Security Controls and Network Architecture
WorkSpaces enforces access through IP whitelisting, MFA, and device-level certificates. The architecture places WorkSpace VMs in AWS-managed infrastructure while connecting them to your VPC via ENIs.
| Security Feature | How to Configure |
|---|---|
| IP Access Control Groups | Allow/deny client IP ranges from reaching the streaming endpoint |
| MFA | Enable RADIUS MFA on the directory via Simple AD or AD Connector |
| Device Certificates | Restrict access to managed devices using certificate-based auth in WSP |
| Client Restrictions | Prevent local drive redirection, clipboard, printing per WorkSpace policy |
| KMS Encryption | Encrypt root and user volumes with customer-managed KMS keys at creation time |
Volume encryption (KMS) must be enabled at WorkSpace creation. You cannot encrypt volumes on an existing unencrypted WorkSpace - you must migrate.
# Create a WorkSpace with KMS-encrypted volumes
aws workspaces create-workspaces --workspaces \
'[{"DirectoryId":"d-9067abc123","UserName":"jsmith","BundleId":"wsb-bh8rsxt14","UserVolumeEncryptionEnabled":true,"RootVolumeEncryptionEnabled":true,"VolumeEncryptionKey":"arn:aws:kms:us-east-1:123456789:key/mrk-abc123","WorkspaceProperties":{"RunningMode":"AUTO_STOP","RunningModeAutoStopTimeoutInMinutes":60}}]'Monitoring, Maintenance, and Fleet Management
WorkSpaces integrates with CloudWatch for metrics and with Systems Manager for patching and software management on Windows WorkSpaces.

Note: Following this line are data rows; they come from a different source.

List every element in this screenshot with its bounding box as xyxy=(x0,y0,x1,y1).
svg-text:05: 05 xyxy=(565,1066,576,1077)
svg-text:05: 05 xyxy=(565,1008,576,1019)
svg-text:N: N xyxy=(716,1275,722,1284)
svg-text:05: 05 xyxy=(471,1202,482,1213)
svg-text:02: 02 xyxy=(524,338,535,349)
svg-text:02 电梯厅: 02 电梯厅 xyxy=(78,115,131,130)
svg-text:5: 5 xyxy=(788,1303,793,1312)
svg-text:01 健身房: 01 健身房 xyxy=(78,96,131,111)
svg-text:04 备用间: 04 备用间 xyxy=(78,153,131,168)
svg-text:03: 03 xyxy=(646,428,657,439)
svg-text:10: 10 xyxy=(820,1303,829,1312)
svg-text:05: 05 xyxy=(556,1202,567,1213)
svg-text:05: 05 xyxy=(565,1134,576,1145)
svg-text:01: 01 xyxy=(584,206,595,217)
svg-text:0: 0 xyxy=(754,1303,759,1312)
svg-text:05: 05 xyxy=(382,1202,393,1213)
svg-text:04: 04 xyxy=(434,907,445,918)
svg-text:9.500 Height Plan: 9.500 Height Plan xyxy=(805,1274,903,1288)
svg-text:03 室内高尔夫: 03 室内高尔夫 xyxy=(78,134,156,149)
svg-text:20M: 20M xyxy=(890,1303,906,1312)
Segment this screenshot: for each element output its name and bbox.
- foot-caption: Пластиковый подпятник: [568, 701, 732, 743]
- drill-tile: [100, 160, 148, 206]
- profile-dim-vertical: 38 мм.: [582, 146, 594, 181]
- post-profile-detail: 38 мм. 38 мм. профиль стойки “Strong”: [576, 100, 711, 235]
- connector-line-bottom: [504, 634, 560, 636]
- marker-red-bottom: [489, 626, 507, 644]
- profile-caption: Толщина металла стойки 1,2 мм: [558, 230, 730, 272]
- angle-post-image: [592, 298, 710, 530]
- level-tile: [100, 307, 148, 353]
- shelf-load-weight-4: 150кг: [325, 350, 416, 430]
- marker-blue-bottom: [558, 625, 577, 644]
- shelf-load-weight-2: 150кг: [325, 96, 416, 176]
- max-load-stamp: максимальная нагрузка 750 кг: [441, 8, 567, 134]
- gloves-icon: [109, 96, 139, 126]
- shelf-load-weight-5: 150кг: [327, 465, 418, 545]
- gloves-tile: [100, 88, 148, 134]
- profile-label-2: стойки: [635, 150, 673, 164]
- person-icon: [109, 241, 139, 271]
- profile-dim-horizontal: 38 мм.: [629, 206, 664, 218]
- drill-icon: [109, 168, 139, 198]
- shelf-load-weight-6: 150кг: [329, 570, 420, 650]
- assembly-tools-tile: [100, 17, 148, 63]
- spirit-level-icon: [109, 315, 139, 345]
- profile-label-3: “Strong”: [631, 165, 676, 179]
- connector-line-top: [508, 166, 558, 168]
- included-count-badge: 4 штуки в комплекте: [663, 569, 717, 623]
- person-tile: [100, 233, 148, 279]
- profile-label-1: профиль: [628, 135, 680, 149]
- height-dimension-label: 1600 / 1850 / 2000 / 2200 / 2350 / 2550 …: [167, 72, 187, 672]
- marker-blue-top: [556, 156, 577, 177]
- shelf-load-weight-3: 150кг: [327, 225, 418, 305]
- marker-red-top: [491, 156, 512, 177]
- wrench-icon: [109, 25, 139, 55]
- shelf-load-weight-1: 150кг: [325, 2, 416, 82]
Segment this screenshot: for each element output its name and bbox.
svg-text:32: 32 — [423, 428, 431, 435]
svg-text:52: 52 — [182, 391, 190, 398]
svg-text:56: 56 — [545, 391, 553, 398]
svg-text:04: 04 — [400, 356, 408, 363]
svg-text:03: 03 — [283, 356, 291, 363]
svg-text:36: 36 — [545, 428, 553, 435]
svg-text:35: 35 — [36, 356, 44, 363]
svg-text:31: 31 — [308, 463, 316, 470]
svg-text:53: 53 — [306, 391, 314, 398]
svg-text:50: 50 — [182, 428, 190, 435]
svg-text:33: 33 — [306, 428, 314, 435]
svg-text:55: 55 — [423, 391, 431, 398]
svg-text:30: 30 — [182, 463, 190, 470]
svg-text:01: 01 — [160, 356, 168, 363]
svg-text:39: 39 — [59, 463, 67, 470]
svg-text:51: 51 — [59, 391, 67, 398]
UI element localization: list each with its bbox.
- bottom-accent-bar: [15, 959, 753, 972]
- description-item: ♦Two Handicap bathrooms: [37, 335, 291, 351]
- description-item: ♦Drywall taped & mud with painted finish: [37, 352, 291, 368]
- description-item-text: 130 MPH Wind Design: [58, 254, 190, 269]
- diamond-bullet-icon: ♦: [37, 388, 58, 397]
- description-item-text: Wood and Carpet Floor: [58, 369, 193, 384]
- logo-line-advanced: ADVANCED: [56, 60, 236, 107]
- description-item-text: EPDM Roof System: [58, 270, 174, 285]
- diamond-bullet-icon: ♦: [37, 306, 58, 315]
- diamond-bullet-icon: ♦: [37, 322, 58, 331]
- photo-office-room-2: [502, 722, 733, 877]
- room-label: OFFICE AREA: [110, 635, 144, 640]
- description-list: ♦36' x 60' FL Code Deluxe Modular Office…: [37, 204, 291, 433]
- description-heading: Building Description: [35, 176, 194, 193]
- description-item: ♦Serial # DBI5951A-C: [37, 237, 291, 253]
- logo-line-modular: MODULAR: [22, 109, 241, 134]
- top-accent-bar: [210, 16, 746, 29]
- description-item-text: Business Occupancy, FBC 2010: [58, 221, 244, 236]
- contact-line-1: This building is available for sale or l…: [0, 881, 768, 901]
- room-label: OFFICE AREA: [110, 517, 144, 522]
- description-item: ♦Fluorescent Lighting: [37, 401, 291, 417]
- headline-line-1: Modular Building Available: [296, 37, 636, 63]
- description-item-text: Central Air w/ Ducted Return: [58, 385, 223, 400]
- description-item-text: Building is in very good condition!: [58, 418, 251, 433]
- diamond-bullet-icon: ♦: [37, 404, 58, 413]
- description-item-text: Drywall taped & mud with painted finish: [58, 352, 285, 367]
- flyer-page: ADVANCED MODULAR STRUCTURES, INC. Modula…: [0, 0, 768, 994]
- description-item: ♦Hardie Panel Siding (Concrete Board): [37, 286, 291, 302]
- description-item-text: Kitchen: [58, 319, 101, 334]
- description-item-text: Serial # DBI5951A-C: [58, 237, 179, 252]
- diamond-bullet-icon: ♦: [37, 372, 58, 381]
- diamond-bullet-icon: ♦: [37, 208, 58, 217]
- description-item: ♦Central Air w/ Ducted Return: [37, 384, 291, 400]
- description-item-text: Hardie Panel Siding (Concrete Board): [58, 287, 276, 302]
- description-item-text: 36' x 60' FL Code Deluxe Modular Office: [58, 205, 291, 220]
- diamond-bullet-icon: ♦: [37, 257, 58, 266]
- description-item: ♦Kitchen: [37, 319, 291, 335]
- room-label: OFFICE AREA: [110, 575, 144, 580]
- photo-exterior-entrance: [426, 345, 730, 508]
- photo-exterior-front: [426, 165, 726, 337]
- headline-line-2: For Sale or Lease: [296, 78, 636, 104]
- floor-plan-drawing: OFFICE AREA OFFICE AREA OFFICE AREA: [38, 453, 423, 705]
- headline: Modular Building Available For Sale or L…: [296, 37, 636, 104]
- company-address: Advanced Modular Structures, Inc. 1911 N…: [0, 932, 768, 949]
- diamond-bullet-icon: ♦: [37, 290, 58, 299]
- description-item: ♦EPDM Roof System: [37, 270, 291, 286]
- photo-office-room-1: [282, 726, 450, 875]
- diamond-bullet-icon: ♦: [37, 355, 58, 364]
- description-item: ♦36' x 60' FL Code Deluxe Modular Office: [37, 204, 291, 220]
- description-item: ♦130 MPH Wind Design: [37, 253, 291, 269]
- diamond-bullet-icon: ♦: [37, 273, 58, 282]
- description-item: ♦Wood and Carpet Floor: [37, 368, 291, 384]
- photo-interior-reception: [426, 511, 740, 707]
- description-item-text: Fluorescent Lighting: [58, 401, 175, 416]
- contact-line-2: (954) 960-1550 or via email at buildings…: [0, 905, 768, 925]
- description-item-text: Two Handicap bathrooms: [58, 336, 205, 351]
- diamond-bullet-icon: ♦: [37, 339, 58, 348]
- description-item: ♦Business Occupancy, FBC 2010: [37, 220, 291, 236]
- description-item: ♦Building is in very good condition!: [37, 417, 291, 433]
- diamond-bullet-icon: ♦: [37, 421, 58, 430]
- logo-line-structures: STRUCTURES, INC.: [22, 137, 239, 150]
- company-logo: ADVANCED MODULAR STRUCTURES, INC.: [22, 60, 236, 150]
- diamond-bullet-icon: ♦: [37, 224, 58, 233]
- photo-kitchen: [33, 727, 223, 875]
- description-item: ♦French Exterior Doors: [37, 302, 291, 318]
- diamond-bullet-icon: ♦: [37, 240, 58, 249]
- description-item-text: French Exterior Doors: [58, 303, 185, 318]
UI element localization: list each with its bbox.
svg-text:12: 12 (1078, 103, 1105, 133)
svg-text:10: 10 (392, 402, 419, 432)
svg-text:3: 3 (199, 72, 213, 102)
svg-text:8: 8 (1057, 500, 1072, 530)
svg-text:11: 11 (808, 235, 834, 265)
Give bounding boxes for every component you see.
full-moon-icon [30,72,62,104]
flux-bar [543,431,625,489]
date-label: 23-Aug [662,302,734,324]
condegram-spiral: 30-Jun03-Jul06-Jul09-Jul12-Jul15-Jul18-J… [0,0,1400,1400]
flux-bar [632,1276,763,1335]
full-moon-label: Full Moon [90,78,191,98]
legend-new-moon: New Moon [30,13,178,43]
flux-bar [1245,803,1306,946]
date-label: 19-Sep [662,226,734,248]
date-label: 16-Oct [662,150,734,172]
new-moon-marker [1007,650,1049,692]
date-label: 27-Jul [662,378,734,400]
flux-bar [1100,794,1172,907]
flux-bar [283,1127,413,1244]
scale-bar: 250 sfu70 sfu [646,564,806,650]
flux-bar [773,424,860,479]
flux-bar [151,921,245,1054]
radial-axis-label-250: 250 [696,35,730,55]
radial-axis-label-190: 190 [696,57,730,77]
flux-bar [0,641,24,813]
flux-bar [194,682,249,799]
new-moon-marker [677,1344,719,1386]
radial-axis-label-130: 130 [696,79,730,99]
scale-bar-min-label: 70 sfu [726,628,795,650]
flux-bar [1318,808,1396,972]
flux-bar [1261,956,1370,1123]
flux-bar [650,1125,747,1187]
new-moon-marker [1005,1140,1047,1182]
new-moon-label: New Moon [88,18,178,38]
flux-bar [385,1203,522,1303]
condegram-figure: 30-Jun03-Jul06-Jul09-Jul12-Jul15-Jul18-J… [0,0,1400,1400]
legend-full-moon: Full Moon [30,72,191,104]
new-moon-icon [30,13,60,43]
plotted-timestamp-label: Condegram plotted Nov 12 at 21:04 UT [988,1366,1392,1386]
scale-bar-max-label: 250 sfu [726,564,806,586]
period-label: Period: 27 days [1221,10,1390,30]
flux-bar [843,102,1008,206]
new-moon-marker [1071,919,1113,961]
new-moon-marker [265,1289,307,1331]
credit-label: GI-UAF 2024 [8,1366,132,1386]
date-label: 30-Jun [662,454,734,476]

| Capability | Tool | Notes |
|---|---|---|
| Connection metrics | CloudWatch | SessionLaunchTime, InSessionLatency, SessionDisconnect |
| OS patching | WorkSpaces Maintenance Window | Weekly 4-hour window; can opt out per WorkSpace |
| Custom AMI | Custom Bundles | Snapshot a configured WorkSpace, create bundle from it |
| Bulk operations | AWS CLI / SDK | Rebuild, reboot, migrate, modify properties at scale |
| Access reports | CloudTrail + CloudWatch Logs | API calls and connection events |
The WorkSpaces maintenance window runs every Sunday 00:00-04:00 in the WorkSpace time zone by default. AWS applies OS updates during this window. Opting out means you are responsible for patching manually via SSM or other tools.
Interview Focus Points
- 1What is the difference between PCoIP and WSP in WorkSpaces, and when would you choose WSP?
- 2Calculate the cost break-even point between monthly and hourly billing for a WorkSpace used 3 days per week.
- 3A company wants to use WorkSpaces but keep Active Directory on-premises. What directory option would you use and what are the failure modes?
- 4How do you enforce that only company-managed devices can connect to WorkSpaces?
- 5A user needs to access a GPU-accelerated application via WorkSpaces. Which bundle would you recommend and why?
- 6WorkSpaces volumes are not encrypted at creation. What is the remediation path?
- 7How does AutoStop affect the user experience compared to AlwaysOn, and how would you minimize the impact?
- 8What monitoring would you set up to detect poor WorkSpaces performance for remote users?
- 9How would you deploy and manage software across a fleet of 500 WorkSpaces without imaging each one?